President Lukashenko is not an ever-hesitant character like Leonid Kuchma, he is not like Americanized Edward Shevardnadze either
Revolutions in the former Soviet Union are no longer velvet and bloodless. They turned into the attacks staged by the militants and the suppression of the coup d'etat by the government troops. The backdrop can make even the most “bloodthirsty regime” look like a defender of a country's integrity and security, a guarantor of peace for the population. The attack on Andijan made the “exporters of democracy” look like common political terrorists. The puppeteers sunk their teeth into yet another “revolution” but their teeth got broken by a “small yet very proud republic.” The plans of the “belligerent democrats” were obvious.

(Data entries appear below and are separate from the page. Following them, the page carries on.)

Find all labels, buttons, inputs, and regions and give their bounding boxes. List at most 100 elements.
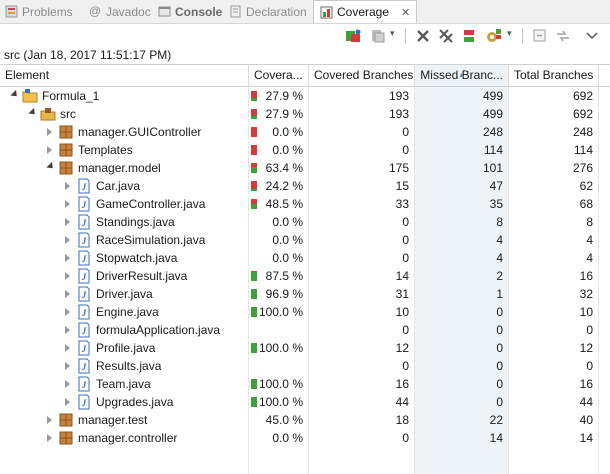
element-name: Driver.java [96, 287, 153, 301]
table-row[interactable]: J Car.java 24.2 % 15 47 62 [0, 177, 610, 195]
tab-declaration[interactable]: Declaration [229, 0, 307, 23]
chevron-down-icon[interactable]: ▾ [507, 28, 523, 44]
collapsed-twisty-icon[interactable] [65, 380, 70, 388]
total-branches: 12 [579, 341, 593, 355]
collapsed-twisty-icon[interactable] [65, 200, 70, 208]
table-row[interactable]: Formula_1 27.9 % 193 499 692 [0, 87, 610, 105]
collapsed-twisty-icon[interactable] [65, 308, 70, 316]
java-file-icon: J [76, 375, 92, 393]
coverage-percent: 100.0 % [258, 341, 303, 355]
table-row[interactable]: manager.test 45.0 % 18 22 40 [0, 411, 610, 429]
view-menu-icon[interactable] [584, 28, 600, 44]
collapse-all-icon[interactable] [532, 28, 548, 44]
collapsed-twisty-icon[interactable] [47, 146, 52, 154]
element-name: Formula_1 [42, 89, 100, 103]
table-row[interactable]: J Stopwatch.java 0.0 % 0 4 4 [0, 249, 610, 267]
collapsed-twisty-icon[interactable] [65, 398, 70, 406]
table-row[interactable]: J Engine.java 100.0 % 10 0 10 [0, 303, 610, 321]
java-file-icon: J [76, 285, 92, 303]
tab-problems[interactable]: Problems [5, 0, 73, 23]
collapsed-twisty-icon[interactable] [65, 236, 70, 244]
table-row[interactable]: manager.GUIController 0.0 % 0 248 248 [0, 123, 610, 141]
missed-branches: 114 [483, 143, 503, 157]
table-row[interactable]: J Upgrades.java 100.0 % 44 0 44 [0, 393, 610, 411]
column-header-covered-branches[interactable]: Covered Branches [309, 65, 415, 86]
dump-execution-data-icon[interactable] [370, 28, 386, 44]
tab-label: Declaration [246, 4, 307, 19]
element-name: manager.controller [78, 431, 178, 445]
total-branches: 114 [573, 143, 593, 157]
collapsed-twisty-icon[interactable] [65, 326, 70, 334]
select-session-icon[interactable] [486, 28, 502, 44]
merge-sessions-icon[interactable] [462, 28, 478, 44]
collapsed-twisty-icon[interactable] [47, 128, 52, 136]
collapsed-twisty-icon[interactable] [65, 362, 70, 370]
expanded-twisty-icon[interactable] [46, 161, 56, 172]
table-row[interactable]: manager.controller 0.0 % 0 14 14 [0, 429, 610, 447]
collapsed-twisty-icon[interactable] [65, 272, 70, 280]
table-row[interactable]: J Driver.java 96.9 % 31 1 32 [0, 285, 610, 303]
expanded-twisty-icon[interactable] [28, 107, 38, 118]
table-row[interactable]: J Team.java 100.0 % 16 0 16 [0, 375, 610, 393]
table-row[interactable]: J DriverResult.java 87.5 % 14 2 16 [0, 267, 610, 285]
covered-branches: 44 [395, 395, 409, 409]
covered-branches: 175 [388, 161, 409, 175]
relaunch-coverage-icon[interactable] [345, 28, 361, 44]
svg-text:J: J [81, 326, 87, 336]
tab-coverage[interactable]: Coverage ✕ [313, 0, 418, 23]
collapsed-twisty-icon[interactable] [65, 290, 70, 298]
total-branches: 40 [579, 413, 593, 427]
sort-indicator-icon: ▲ [458, 72, 465, 79]
toolbar-separator [405, 28, 406, 44]
total-branches: 692 [572, 89, 593, 103]
table-row[interactable]: JformulaApplication.java 0 0 0 [0, 321, 610, 339]
java-file-icon: J [76, 267, 92, 285]
collapsed-twisty-icon[interactable] [47, 416, 52, 424]
coverage-percent: 0.0 % [272, 251, 303, 265]
table-row[interactable]: Templates 0.0 % 0 114 114 [0, 141, 610, 159]
coverage-percent: 0.0 % [272, 143, 303, 157]
missed-branches: 248 [482, 125, 503, 139]
remove-all-sessions-icon[interactable] [438, 28, 454, 44]
svg-text:J: J [81, 272, 87, 282]
missed-branches: 35 [489, 197, 503, 211]
coverage-percent [248, 357, 308, 375]
total-branches: 4 [586, 251, 593, 265]
collapsed-twisty-icon[interactable] [65, 182, 70, 190]
close-tab-icon[interactable]: ✕ [401, 6, 410, 19]
coverage-percent: 27.9 % [265, 89, 303, 103]
coverage-percent: 63.4 % [265, 161, 303, 175]
table-row[interactable]: J RaceSimulation.java 0.0 % 0 4 4 [0, 231, 610, 249]
column-header-total-branches[interactable]: Total Branches [509, 65, 599, 86]
chevron-down-icon[interactable]: ▾ [390, 28, 406, 44]
table-row[interactable]: J GameController.java 48.5 % 33 35 68 [0, 195, 610, 213]
covered-branches: 12 [395, 341, 409, 355]
collapsed-twisty-icon[interactable] [65, 344, 70, 352]
column-header-element[interactable]: Element [0, 65, 249, 86]
covered-branches: 31 [395, 287, 409, 301]
missed-branches: 1 [496, 287, 503, 301]
collapsed-twisty-icon[interactable] [65, 218, 70, 226]
covered-branches: 0 [402, 143, 409, 157]
expanded-twisty-icon[interactable] [10, 89, 20, 100]
tab-label: Coverage [337, 5, 390, 19]
element-name: Engine.java [96, 305, 159, 319]
remove-session-icon[interactable] [415, 28, 431, 44]
svg-text:J: J [81, 380, 87, 390]
table-row[interactable]: manager.model 63.4 % 175 101 276 [0, 159, 610, 177]
link-with-editor-icon[interactable] [555, 28, 571, 44]
column-header-missed-branches[interactable]: ▲ Missed Branc... [415, 65, 509, 86]
table-row[interactable]: J Standings.java 0.0 % 0 8 8 [0, 213, 610, 231]
collapsed-twisty-icon[interactable] [47, 434, 52, 442]
table-row[interactable]: J Profile.java 100.0 % 12 0 12 [0, 339, 610, 357]
element-name: manager.GUIController [78, 125, 202, 139]
tab-console[interactable]: Console [158, 0, 222, 23]
table-row[interactable]: src 27.9 % 193 499 692 [0, 105, 610, 123]
svg-text:J: J [81, 362, 87, 372]
tab-label: Javadoc [106, 4, 151, 19]
package-icon [58, 141, 74, 159]
table-row[interactable]: J Results.java 0 0 0 [0, 357, 610, 375]
column-header-coverage[interactable]: Covera... [249, 65, 309, 86]
tab-javadoc[interactable]: @ Javadoc [89, 0, 151, 23]
collapsed-twisty-icon[interactable] [65, 254, 70, 262]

GUUAM, the anti-Russian group comprising Georgia, Ukraine, and Moldavia, showed interest in Uzbekistan, a voluntary member of the above group, from the very beginning. However, Uzbek President Islam Karimov refused to take part in the anti-Russian friendship. He said the GUUAM had no economic objectives whatsoever. Uzbekistan could not do anything but turn into a target for the yesterday's “well-wishers” following the statement by Mr. Karimov. President Karimov envisioned the consequences too. Judging by the results of the Black Friday, he seems to have made necessary arrangements. Belarus might have been the next one on the list after the seizure of Uzbekistan. The area is indispensable for creating a “sanitary zone” around Russia. Washington, pro-Western media and brand-new democracies in Kiev and Tbilisi were enthusiastically putting “black marks” on Belarusian President Alexander Lukashenko. Now the fervor of the “exporters of democracy” should abate. What is going to happen to the first signs of upheaval in Belarus provided that the revolt in Uzbekistan has been nipped in the bud? President Lukashenko is not an ever-hesitant character like Leonid Kuchma, he does not like Americanized Edward Shevardnadze either. He has a well-earned reputation of a man who can stand his ground without taking refuge in Moscow when push comes to shove.
However, even though the revolutionaries had a few doubts regarding the outcome of a blitz on Minsk, they apparently regarded Uzbekistan as their territory by default.
After all, Uzbekistan signed up for GUUAM. Installing a helmsman is the only technical problem. Having succeeded in a few post-Soviet republics, the velvet rebels must have become fully convinced that sky was the limit and they could topple governments anywhere in the CIS. It is quite noteworthy that the advocates of democracy had brushed aside their principles of a “peaceful upheaval” by the time of the Kyrgyz revolution. The street clashes, the looting of the stores and businesses, the opium-smelling crowds going out of control – all the above indicates that the extras of Independence Square in Kiev have gone through dramatic changes in the last few months. They used to be chanting a mantra to underscore their determination to see Victor Yushchenko, a guarantor of people's power, and Yulia Timoshenko being put to the helm. These days it appears quite logical that the bandits became the freedom fighters following the Kyrzyz rebellion doped up with poppy. The bandits can hardly tell democracy from tyranny but they can shoot and pillage well. Should anyone be surprised at the appropriate measures taken against the bandits? By reason of Uzbekistan's experience one has to admit that post-Soviet republics are more capable of handling a criminal uprising than a persistent smoldering discontent of the crowds. Now that the Islamic militants in the guise of freedom fighters have taken part in the coup d'etat in Uzbekistan, all the speculation about the velvet revolution should cease henceforth.
The Uzbek bandits made it quite clear that any methods or political demands can do in the power struggle. Is democracy currently in fashion? Then let it be democracy. From now on a true term will be used for describing a riot as “an armed anti-constitutional coup d'etat.